At first I thought he just made a great product and that was it, but at closer inspection, I'm having doubts.
1. Earlier today, a reddit thread on the digitalnomad subreddit completely bashed nomadlist. Hundreds of upvotes saying nomadlist wasn't worth it, with dozens of comments agreeing. Only one person raised defense for it.
2. When looking at the nomadlist product itself, it's kind of ...rough. Not that I care about that sort of thing, but it's riddled with bugs, design flaws, etc.
3. He publishes his refund rate, which is just above 10%. This seems really high.
Is this a case to where he got lucky and owned the digital nomand / remote work market early enough that the product actually doesn't matter? Or am I missing something?
I'm sure he gets the same thing. Talk == traffic. Or, if you prefer, the standard cliche is: "Any publicity is good publicity"
The more successful you or your product becomes the more haters you'll have. That doesn't only apply to software. Pick any 'classic' novel and check out the reviews on Amazon. 5% of them will be haters.
Microsoft and Google haters wouldn't hate them at all if they were still scrappy startups that no one had heard of and that had achieved zero success.
From my own experience, I released an app for creative writers 5 years ago that generated a lot of positive attention, as well as a bunch of haters on one very specific niche forum. The guys on this forum went so far as to dig up info about another Irishman with the same name as me who ended up in court for passing bad checks -- citing it as clear evidence of how I couldn't be trusted, and neither could any software I made.
It bothered me for a whole day, then I decided never to waste my time reading that forum again.
Having haters who hate you is a sign that you're achieving some measure of success.

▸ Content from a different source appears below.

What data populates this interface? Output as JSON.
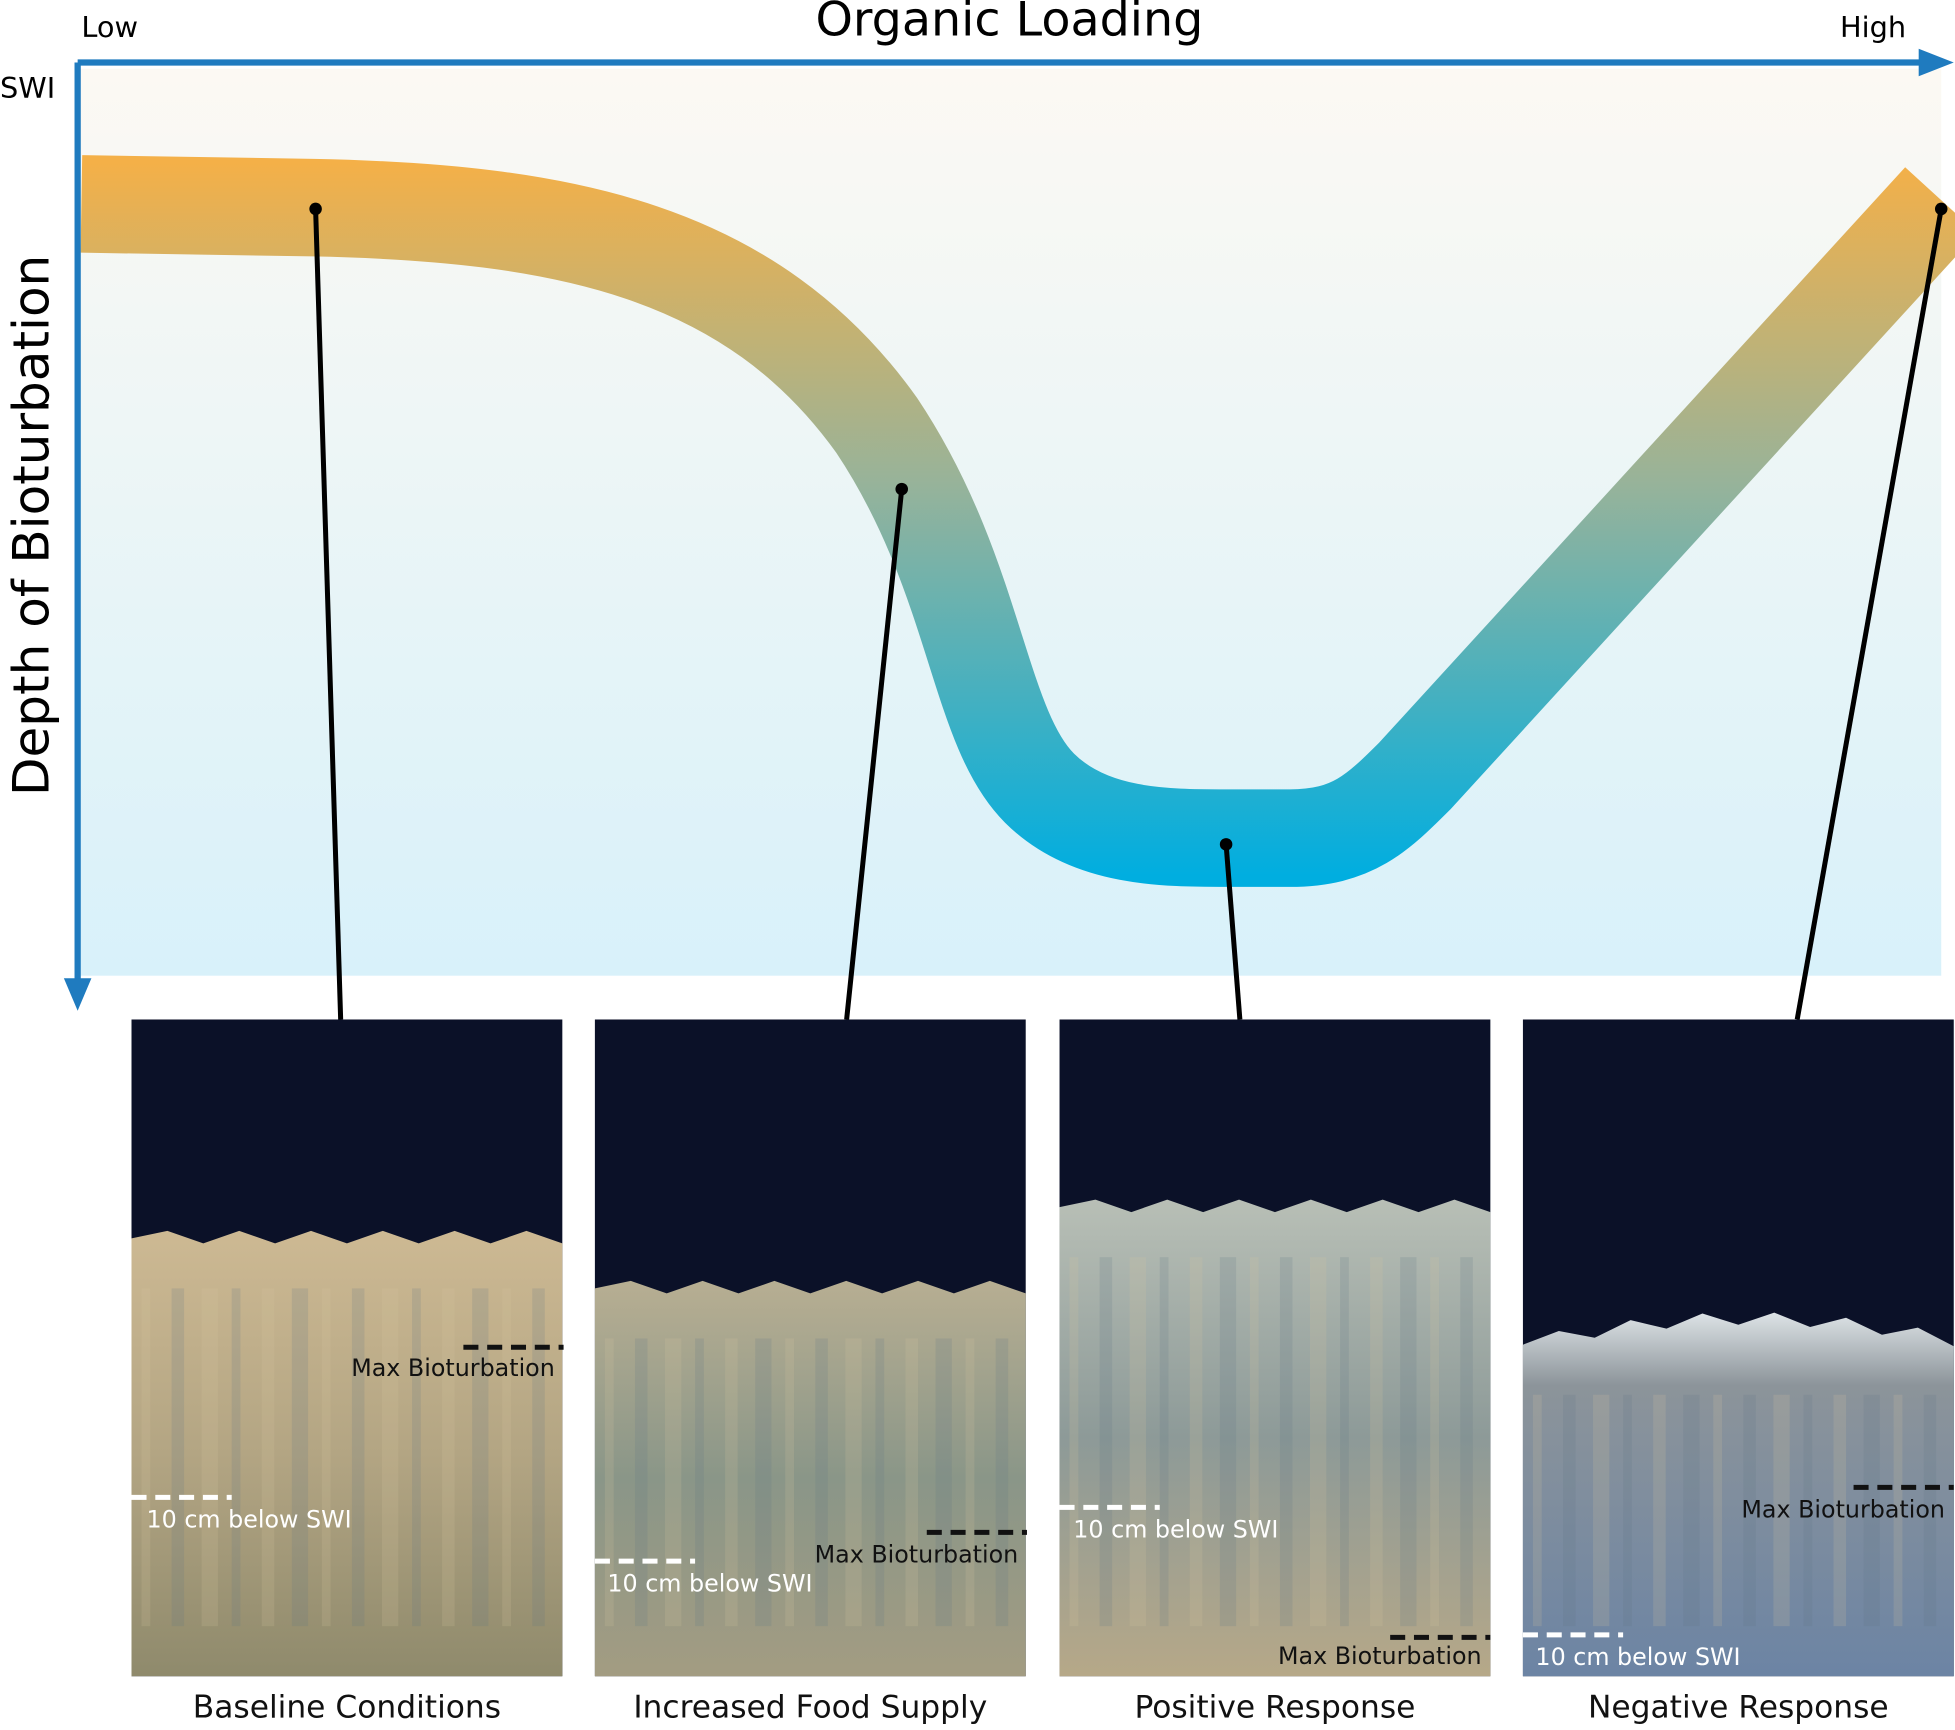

I wouldn't want to speak for Pieter but I suspect he isn't bothered by those sorts of things.
For some insight into his mindset check out his interview on Indiehackers https://www.indiehackers.com/podcast/043-pieter-levels-of-no...
I think it's one of the best episodes.
Sure, the site is buggy and could be better, but for what it does it works well enough. No one is spending all day in there, depending on everything working perfectly. It’s good enough for what it does, for most users.
Pieter is a nice guy who figured out a way to support his own nomadic lifestyle while offering something people found useful. If you don’t like it he refunds your money.
Disclaimer: Pieter Levels gave me free membership years ago. I used to participate actively on NomadList but haven’t logged in for several years.
His refund rate: https://nomadlist.com/open
He makes about $700k a year on nomadlist, $70k in refunds.
Once people actually get a benefit from the product, they're happy. Quality/programming language/design is rarely a consideration for customers in pain/looking for a solution.
He still uses sqlite and proud of it. Nothing wrong with it. But at least invest some money in system design as you grow.